Golliday is new bank leader
Beth JoJack //March 16, 2026//
L to R: Harry Golliday and William "Billy" Beale. Photo courtesy Blue Ridge Bankshares
L to R: Harry Golliday and William "Billy" Beale. Photo courtesy Blue Ridge Bankshares
Golliday is new bank leader
Beth JoJack //March 16, 2026//
SUMMARY:
William “Billy” Beale retired March 6 as president and CEO of Richmond-based Blue Ridge Bankshares, the holding company for Blue Ridge Bank and BRB Financial Group, and as CEO of the bank, according to a Thursday announcement.
“I was hired out of retirement to do a job, and that job is now done,” Beale stated in the news release. “I’m proud of all we have accomplished during my time at the bank, but I turned 76 last December, and it is time for me to return to retired life.”
The bank’s board appointed Harry Golliday, previously executive vice president and chief credit officer at Blue Ridge Bank, as interim CEO and president of Blue Ridge Bankshares and interim CEO of the bank.
“Since I joined Blue Ridge Bank in 2024,” Golliday stated in the release, “the bank has undergone a significant change that has materially strengthened our financial condition, asset quality and business mix. I look forward to working with the company’s board of directors and executive team to achieve our strategic and financial goals.”
In early 2024, a few months after Beale joined Blue Ridge Bankshares, the Office of the Comptroller of the Currency, an independent bureau within the U.S. Department of the Treasury, hit the company with a cease-and-desist order related to deficiencies in its Bank Secrecy Act/Anti-Money Laundering compliance program. The order cited “systemic internal controls breakdowns,” “weak independent testing” and “insufficient BSA staffing.”

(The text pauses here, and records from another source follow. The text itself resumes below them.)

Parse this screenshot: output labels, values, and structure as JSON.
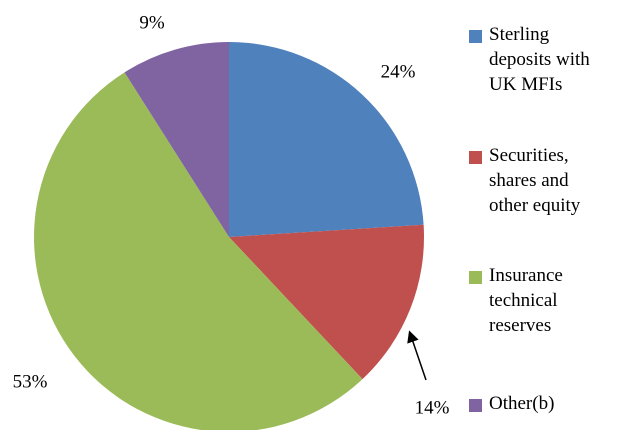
{
  "chart_data": {
    "type": "pie",
    "categories": [
      "Sterling deposits with UK MFIs",
      "Securities, shares and other equity",
      "Insurance technical reserves",
      "Other(b)"
    ],
    "values": [
      24,
      14,
      53,
      9
    ],
    "value_labels": [
      "24%",
      "14%",
      "53%",
      "9%"
    ],
    "colors": [
      "#4f81bd",
      "#c0504d",
      "#9bbb59",
      "#8064a2"
    ],
    "legend": "right"
  }
}
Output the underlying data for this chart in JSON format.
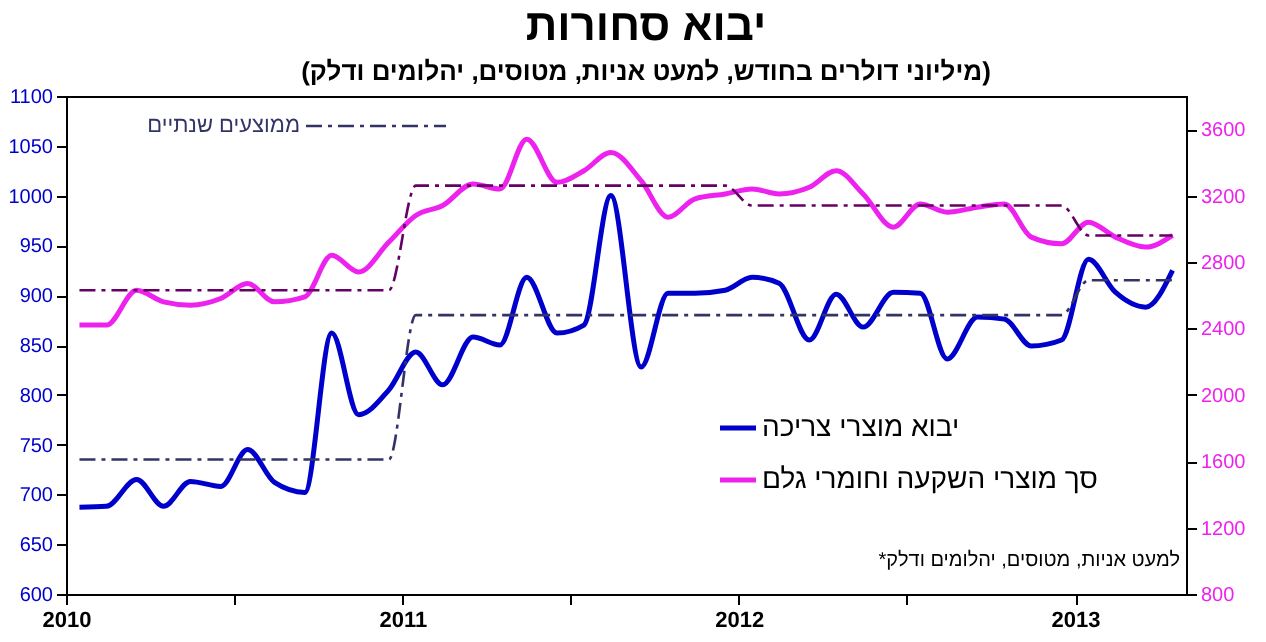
{
  "chart_data": {
    "type": "line",
    "title": "יבוא סחורות",
    "subtitle": "(מיליוני דולרים בחודש, למעט אניות, מטוסים, יהלומים ודלק)",
    "annotations": [
      "*למעט אניות, מטוסים, יהלומים ודלק"
    ],
    "x": [
      2010.04,
      2010.12,
      2010.21,
      2010.29,
      2010.37,
      2010.46,
      2010.54,
      2010.62,
      2010.71,
      2010.79,
      2010.87,
      2010.96,
      2011.04,
      2011.12,
      2011.21,
      2011.29,
      2011.37,
      2011.46,
      2011.54,
      2011.62,
      2011.71,
      2011.79,
      2011.87,
      2011.96,
      2012.04,
      2012.12,
      2012.21,
      2012.29,
      2012.37,
      2012.46,
      2012.54,
      2012.62,
      2012.71,
      2012.79,
      2012.87,
      2012.96,
      2013.04,
      2013.12,
      2013.21,
      2013.29
    ],
    "series": [
      {
        "name": "יבוא מוצרי צריכה",
        "color": "#0000cc",
        "values": [
          687,
          688,
          715,
          688,
          713,
          708,
          745,
          712,
          702,
          862,
          780,
          805,
          843,
          810,
          858,
          850,
          918,
          862,
          870,
          1000,
          828,
          902,
          902,
          905,
          918,
          912,
          855,
          901,
          868,
          903,
          902,
          836,
          878,
          876,
          849,
          855,
          936,
          903,
          888,
          925
        ]
      },
      {
        "name": "סך מוצרי השקעה וחומרי גלם",
        "color": "#ee22ee",
        "axis": "y2",
        "values": [
          2420,
          2420,
          2630,
          2560,
          2540,
          2580,
          2670,
          2560,
          2590,
          2840,
          2740,
          2920,
          3080,
          3140,
          3270,
          3240,
          3540,
          3280,
          3350,
          3460,
          3290,
          3070,
          3180,
          3210,
          3240,
          3210,
          3250,
          3350,
          3210,
          3010,
          3150,
          3100,
          3130,
          3150,
          2950,
          2910,
          3040,
          2950,
          2890,
          2960
        ]
      },
      {
        "name": "ממוצעים שנתיים",
        "color": "#333366",
        "type": "line",
        "line_style": "dashed",
        "x": [
          2010.04,
          2010.96,
          2011.04,
          2012.96,
          2013.04,
          2013.29
        ],
        "values": [
          735,
          735,
          880,
          880,
          915,
          915
        ]
      },
      {
        "color": "#660066",
        "type": "line",
        "line_style": "dashed",
        "axis": "y2",
        "x": [
          2010.04,
          2010.96,
          2011.04,
          2011.96,
          2012.04,
          2012.96,
          2013.04,
          2013.29
        ],
        "values": [
          2630,
          2630,
          3260,
          3260,
          3140,
          3140,
          2960,
          2960
        ]
      }
    ],
    "xlim": [
      2010,
      2013.33
    ],
    "xticks": [
      2010,
      {
        "value": 2010.5,
        "label": null
      },
      2011,
      {
        "value": 2011.5,
        "label": null
      },
      2012,
      {
        "value": 2012.5,
        "label": null
      },
      2013
    ],
    "ylim": [
      600,
      1100
    ],
    "yticks": [
      600,
      650,
      700,
      750,
      800,
      850,
      900,
      950,
      1000,
      1050,
      1100
    ],
    "y2lim": [
      800,
      3800
    ],
    "y2ticks": [
      800,
      1200,
      1600,
      2000,
      2400,
      2800,
      3200,
      3600
    ],
    "legend": "bottom right"
  }
}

On Nov. 13, 2025, Blue Ridge Bankshares announced that the Office of the Comptroller of the Currency had terminated the consent order.
“Being released from the regulatory consent order in less than 23 months is a testament to the hard work and the expertise of our team,” Beale stated in the November news release.
The bank raised $165 million in new capital during Beale’s tenure, according to a message Beale posted to LinkedIn on Thursday.
“Along the way we successfully [exited] the BaaS business,” he said in the post. “To do so we managed the runoff of [$500 million] in deposits by raising local deposits and shrinking the loan book. Many were surprised by our success.”
Board Chairman Vance H. Spilman thanked Beale in Thursday’s news release “for the exemplary job he has done on behalf of employees, shareholders and customers, most notably overseeing the bank’s exit from the OCC Consent Order and our return to profitability.”
From November 2018 to July 2020, Beale was president and CEO of Midlothian-based Community Bankers’ Bank. Before that, Beale was CEO of Richmond-based Union Bank & Trust, now known as Atlantic Union Bank. During his tenure, from 1991 to March 2017, the bank’s total assets grew from $180 million to $8.5 billion.
Beale earned his bachelor’s degree in business administration from The Citadel in South Carolina. He later graduated from the Southwestern Graduate School of Banking at Southern Methodist University.
Golliday has more than four decades of experience in the financial services industry with leadership roles with Capital One Financial and SunTrust. He launched his career as a corporate banker with Wachovia in Winston-Salem, according to his LinkedIn page. He earned a degree in business administration from Washington & Lee University.
For 2025, Blue Ridge Bankshares reported net income of $10.7 million, compared with a net loss of $15.4 million in 2024.
The company had 292 full-time and 10 part-time employees at the end of 2025. The bank, which has its main office in Martinsville, is the 19th largest bank and thrift in the state.